The United States Supreme Court has had a long-standing admonition to hearing officers and courts that they are not to substitute their notions of preferable educational methodology for those of school personnel. In Board of Educ., etc. v. Rowley 553, IDELR 656, 458 U.S. 175, 207-208 (1982), the Court set forth the “M” word prohibition as follows:
In assuring that the requirements of the Act have been met, courts must be careful to avoid imposing their view of preferable educational methods upon the States... The primary responsibility for formulating the education to be accorded a handicapped child, and for choosing the educational method most suitable to the child's needs, was left by the Act to state and local educational agencies in cooperation with the parents or guardian of the child. .. In the face of such a clear statutory directive, it seems highly unlikely that Congress intended courts to overturn a State's choice of appropriate educational theories in a proceeding conducted pursuant to § 1415(e)(2).30
We previously have cautioned that courts lack the "specialized knowledge and experience" necessary to resolve "persistent and difficult questions of educational policy." (Citation omitted) We think that Congress shared that view when it passed the Act. As already demonstrated, Congress' intention was not that the Act displace the primacy of States in the field of education, but that States receive funds to assist them in extending their educational systems to the handicapped. Therefore, once a court determines that the requirements of the Act have been met, questions of methodology are for resolution by the States.

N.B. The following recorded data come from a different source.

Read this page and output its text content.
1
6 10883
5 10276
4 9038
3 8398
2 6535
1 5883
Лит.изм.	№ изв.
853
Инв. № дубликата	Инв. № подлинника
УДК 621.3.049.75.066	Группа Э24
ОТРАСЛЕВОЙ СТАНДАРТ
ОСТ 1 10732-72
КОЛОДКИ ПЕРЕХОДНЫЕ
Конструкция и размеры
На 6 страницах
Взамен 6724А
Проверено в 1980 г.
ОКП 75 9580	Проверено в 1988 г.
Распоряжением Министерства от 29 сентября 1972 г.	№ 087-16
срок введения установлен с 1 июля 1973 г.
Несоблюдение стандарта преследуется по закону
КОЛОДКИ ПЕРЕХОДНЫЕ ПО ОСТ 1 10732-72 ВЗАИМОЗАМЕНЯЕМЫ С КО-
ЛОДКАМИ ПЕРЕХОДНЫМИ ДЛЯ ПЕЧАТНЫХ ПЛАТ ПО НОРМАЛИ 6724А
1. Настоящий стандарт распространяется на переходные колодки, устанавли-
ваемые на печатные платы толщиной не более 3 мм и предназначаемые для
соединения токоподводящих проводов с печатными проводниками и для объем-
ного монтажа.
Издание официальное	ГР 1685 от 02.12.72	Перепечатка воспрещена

Board of Educ., etc. v. Rowley, supra. (emphasis added)
The new statutory language, “peer-reviewed research to the extent practicable,” seems to be an invitation for hearing officers and courts to intrude into the previously forbidden arena of methodology. Parents are likely to argue that the student was denied FAPE because the methodology employed by the school in not based on peer-reviewed research. Some methodologies, like applied behavioral analysis, have a significant body of research. School officials who have chosen to ignore the provision may argue that peer-reviewed research is not practicable. A new cottage industry of expert witnesses in the field of what is not peer-reviewed research is likely to be born. OSEP has stated that a district is not required to provide the methodology with the greatest body of research in order to provide FAPE, and that there is no requirement that an IEP include specific instructional methodologies. 71 Fed. Reg. No. 156, at page 46665 (8/14/06). OSEP has not, however, provided much useful guidance. Hearing officers and courts will begin to rule upon such issues, and there will likely be a large number of cases. Districts and parents will need to become familiar with these rulings.